NAB Notes: OTA DVR roundup edition

Luc Tomasino, TabletTV CMO, describes his product at the NAB Show.

Luc Tomasino, TabletTV CMO, describes his product at the NAB Show.

I’ve about recovered from the annual National Association of Broadcasters Show in Las Vegas, held this week. Its organizers announced that over 100,000 people attended this year, a slight increase over last year, but the general mood was just a little quieter.

Before the show opened, Multichannel News hit the stands with a cover story on over-the-air TV: Threat From the Skies. You should read the whole thing, but the main idea was that pay TV should be concerned about OTA, especially OTA DVRs such as TiVo’s Roamio OTA and Channel Master’s DVR+, which is pictured in the article.

Despite this heightened awareness, not much actually happened with those OTA DVRs. The DVR+ displayed some recent integrated online video sources in its program grid, but Channel Master representatives expected to have bigger news in a few weeks. Simple.TV didn’t make a public appearance, although news came during the show that it had raised another $5.1 million. Tablo issued a press release that said it was trying to lure regional broadband operators to add its service. TabletTV hosted a conference session for low-power TV broadcasters to point out that in an OTA program grid, the LPTV listings are just as prominent as the full-power guys’.

There just wasn’t much news from this group in Las Vegas, but I expect to hear a lot more soon.

Other notes:

  • NAB President Gordon Smith’s keynote was genial and relaxed. For example, he said that in contrast to cable TV news, local TV news is important because it’s “where Americans turn when they want just the facts with no yelling, screaming and finger-pointing.” Smith is a sharp guy celebrating five years of satisfying the disparate audiences within the association, but this particular speech sounded a lot like a fireside chat from SCTV’s Mayor Tommy Shanks.
  • Features of the next-generation broadcasting standard, ATSC 3.0, found their way into several exhibitors’ displays, which demonstrated text-based emergency alerts, seamless mobile reception, 4K resolution, and many other wish-list items. What’s still uncertain is exactly which of those features will be included in the finalized version of ATSC 3.0, which will then require a whole new generation of TV sets to view it. Expect at least another decade with the status quo.
  • Camera drones were a big topic of conversion and demonstration.
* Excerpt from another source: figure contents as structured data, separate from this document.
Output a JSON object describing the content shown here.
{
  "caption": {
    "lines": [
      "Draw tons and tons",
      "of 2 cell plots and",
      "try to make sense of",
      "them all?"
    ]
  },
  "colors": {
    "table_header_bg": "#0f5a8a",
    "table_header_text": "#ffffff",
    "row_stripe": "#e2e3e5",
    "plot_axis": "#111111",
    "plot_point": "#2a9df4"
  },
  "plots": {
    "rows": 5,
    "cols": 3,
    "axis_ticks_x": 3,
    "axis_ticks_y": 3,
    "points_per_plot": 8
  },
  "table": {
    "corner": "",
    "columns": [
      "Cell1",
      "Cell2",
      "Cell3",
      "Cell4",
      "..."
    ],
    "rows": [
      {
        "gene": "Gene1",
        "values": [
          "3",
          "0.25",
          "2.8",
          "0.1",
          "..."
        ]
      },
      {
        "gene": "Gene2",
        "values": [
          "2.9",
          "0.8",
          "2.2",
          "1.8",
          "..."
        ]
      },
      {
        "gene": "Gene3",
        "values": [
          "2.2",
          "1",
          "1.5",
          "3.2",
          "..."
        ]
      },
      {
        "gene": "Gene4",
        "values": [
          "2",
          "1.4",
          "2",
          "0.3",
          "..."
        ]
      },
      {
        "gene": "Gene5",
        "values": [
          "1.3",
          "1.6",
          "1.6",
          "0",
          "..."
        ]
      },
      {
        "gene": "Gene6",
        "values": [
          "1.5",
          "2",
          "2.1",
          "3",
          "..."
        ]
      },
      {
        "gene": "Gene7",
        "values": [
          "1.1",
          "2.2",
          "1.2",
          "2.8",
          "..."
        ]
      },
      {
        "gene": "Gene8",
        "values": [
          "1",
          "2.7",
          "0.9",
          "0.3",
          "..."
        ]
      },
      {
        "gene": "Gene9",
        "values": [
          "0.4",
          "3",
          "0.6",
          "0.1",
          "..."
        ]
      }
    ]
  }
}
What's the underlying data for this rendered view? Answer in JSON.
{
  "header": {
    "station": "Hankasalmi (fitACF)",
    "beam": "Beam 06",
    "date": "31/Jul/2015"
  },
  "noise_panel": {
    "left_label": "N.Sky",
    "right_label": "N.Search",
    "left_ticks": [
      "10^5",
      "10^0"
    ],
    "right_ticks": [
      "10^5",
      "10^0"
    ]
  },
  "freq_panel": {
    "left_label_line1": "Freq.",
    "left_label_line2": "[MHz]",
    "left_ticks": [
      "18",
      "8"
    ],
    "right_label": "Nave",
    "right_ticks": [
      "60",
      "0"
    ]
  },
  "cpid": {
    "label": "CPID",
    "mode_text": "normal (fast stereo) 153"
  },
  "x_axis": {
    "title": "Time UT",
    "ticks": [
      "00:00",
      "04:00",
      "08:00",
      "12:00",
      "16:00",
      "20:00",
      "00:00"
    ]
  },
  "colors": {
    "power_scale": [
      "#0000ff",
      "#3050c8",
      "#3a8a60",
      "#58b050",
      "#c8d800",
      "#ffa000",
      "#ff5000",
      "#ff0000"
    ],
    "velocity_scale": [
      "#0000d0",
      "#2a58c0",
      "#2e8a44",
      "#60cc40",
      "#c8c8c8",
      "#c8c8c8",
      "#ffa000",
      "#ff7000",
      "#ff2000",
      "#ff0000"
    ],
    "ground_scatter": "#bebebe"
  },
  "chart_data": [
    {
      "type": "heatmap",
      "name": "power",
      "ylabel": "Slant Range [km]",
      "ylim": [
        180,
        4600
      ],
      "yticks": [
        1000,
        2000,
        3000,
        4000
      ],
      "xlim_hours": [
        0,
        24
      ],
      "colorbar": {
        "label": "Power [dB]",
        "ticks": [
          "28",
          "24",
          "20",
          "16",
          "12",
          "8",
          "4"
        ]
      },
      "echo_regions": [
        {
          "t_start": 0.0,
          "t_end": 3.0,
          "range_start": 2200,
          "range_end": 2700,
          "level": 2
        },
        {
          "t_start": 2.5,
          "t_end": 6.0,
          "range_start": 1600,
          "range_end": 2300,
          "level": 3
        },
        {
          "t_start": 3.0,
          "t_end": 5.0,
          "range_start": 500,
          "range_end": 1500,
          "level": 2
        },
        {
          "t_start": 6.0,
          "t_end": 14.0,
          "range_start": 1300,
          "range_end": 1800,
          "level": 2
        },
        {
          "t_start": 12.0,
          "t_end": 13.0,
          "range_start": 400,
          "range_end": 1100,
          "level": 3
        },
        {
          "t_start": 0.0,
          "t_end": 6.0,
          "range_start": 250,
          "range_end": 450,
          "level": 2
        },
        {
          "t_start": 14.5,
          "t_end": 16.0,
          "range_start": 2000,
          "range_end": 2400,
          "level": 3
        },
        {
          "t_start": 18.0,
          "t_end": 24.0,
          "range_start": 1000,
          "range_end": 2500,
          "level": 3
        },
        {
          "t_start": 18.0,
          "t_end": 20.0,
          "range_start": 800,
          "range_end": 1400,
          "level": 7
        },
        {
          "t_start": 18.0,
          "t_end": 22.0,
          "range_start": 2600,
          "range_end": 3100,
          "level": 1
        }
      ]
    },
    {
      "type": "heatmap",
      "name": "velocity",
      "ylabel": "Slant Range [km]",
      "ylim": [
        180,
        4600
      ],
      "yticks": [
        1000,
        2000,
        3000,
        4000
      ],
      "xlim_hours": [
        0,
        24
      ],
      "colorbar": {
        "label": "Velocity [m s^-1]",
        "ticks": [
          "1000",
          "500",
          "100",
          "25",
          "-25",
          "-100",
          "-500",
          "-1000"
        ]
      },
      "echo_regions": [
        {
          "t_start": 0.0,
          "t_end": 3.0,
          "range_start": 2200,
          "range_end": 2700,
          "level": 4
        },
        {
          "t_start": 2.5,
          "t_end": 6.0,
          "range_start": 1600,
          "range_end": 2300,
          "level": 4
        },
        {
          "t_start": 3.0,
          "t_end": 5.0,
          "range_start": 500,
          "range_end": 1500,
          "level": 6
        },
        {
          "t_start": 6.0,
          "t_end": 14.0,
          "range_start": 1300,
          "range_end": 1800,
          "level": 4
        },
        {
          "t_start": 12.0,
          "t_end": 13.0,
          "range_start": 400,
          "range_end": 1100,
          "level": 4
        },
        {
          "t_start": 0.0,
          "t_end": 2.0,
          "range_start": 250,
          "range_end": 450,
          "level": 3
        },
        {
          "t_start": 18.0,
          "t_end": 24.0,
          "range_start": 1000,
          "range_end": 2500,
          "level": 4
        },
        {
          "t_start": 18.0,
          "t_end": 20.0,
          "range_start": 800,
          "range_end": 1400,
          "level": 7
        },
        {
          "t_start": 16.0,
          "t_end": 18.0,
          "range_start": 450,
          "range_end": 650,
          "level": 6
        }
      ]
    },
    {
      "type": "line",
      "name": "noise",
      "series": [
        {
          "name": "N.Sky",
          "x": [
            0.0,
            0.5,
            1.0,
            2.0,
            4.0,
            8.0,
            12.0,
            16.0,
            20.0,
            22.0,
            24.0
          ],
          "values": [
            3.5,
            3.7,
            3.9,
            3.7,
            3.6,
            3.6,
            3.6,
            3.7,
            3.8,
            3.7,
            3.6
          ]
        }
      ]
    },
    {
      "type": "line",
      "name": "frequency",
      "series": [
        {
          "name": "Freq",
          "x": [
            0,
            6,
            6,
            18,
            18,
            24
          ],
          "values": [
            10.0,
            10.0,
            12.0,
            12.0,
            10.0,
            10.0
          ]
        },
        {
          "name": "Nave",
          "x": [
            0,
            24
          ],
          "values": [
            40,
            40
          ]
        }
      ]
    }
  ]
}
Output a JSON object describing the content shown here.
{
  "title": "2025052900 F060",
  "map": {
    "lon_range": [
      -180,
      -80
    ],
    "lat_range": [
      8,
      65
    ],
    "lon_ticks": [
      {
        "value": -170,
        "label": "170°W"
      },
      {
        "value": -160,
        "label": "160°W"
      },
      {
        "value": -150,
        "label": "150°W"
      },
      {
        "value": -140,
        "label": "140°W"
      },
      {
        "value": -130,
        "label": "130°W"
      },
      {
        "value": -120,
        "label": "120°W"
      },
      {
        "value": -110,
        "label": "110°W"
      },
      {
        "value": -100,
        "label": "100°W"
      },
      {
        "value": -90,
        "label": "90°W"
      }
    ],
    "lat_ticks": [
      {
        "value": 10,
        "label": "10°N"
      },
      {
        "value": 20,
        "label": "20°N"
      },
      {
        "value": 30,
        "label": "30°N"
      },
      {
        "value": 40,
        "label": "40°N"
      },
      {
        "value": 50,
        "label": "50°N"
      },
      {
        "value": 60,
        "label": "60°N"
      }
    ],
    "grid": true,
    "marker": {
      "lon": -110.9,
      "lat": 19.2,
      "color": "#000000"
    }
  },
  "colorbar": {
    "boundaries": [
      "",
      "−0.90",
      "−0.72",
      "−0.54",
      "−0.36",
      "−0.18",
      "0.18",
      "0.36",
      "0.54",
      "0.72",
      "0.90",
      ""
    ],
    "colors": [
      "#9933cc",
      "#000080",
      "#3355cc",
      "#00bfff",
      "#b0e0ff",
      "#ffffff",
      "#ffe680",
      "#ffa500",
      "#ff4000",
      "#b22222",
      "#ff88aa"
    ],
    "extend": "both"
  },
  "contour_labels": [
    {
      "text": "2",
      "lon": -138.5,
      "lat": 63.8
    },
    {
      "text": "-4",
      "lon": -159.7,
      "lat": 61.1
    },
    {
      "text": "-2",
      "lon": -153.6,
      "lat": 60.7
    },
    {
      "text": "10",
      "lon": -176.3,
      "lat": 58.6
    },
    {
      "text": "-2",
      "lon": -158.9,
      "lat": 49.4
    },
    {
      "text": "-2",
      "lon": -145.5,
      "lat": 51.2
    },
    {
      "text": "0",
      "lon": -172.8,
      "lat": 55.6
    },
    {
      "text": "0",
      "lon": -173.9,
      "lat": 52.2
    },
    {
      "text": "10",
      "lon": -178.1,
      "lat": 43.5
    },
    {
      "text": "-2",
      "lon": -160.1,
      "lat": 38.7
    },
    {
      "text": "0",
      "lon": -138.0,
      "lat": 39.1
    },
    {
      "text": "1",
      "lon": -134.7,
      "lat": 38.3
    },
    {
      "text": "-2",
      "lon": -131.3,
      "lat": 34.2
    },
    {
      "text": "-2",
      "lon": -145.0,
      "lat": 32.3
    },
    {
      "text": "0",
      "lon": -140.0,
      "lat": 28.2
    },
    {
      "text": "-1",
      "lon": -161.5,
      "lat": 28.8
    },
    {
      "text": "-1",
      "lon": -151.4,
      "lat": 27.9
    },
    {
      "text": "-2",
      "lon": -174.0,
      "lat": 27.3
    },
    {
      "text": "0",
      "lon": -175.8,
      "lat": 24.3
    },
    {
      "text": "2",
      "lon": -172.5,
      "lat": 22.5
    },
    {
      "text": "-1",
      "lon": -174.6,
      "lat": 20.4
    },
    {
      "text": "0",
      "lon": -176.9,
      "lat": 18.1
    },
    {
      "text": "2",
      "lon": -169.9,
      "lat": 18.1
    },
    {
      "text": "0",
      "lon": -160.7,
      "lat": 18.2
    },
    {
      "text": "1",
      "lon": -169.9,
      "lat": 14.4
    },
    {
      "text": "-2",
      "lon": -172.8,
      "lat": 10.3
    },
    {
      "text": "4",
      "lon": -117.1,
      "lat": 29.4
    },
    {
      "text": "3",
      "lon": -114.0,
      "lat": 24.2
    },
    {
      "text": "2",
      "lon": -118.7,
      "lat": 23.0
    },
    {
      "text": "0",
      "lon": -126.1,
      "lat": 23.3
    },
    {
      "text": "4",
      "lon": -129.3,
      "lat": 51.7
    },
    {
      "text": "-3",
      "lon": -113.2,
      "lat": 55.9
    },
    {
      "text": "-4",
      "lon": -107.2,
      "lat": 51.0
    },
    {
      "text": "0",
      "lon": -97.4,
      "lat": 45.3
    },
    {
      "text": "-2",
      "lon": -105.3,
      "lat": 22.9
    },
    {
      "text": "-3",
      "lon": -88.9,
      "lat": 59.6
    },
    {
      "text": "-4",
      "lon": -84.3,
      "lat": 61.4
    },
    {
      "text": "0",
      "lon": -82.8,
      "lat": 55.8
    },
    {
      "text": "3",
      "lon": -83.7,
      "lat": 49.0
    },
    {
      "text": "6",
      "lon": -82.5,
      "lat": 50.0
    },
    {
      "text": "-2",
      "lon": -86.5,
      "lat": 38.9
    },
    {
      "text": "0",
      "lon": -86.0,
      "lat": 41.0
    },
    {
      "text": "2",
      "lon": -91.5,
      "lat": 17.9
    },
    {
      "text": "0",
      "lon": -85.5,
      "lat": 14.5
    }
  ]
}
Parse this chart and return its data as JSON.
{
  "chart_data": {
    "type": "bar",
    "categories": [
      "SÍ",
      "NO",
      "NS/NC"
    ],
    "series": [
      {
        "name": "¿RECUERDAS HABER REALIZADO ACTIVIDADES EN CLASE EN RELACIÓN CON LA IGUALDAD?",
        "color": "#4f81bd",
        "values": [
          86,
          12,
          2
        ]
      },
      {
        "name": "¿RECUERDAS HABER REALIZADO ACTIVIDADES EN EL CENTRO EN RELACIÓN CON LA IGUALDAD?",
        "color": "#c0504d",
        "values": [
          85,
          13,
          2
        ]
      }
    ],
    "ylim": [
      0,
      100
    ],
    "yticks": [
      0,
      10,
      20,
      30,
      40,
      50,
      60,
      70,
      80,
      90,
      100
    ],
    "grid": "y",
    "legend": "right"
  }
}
Brian Holl, VP of Strategy and Outreach for the Small UAV Coalition, showed off a small multi-rotor flier and discussed the FAA’s rules against commercial use of such devices. Holl said that his organization is focusing on Congress to change the law to allow responsible piloting of camera drones. While it might not happen soon, Holl believed that it was inevitable; as he put it, “Technology always wins.”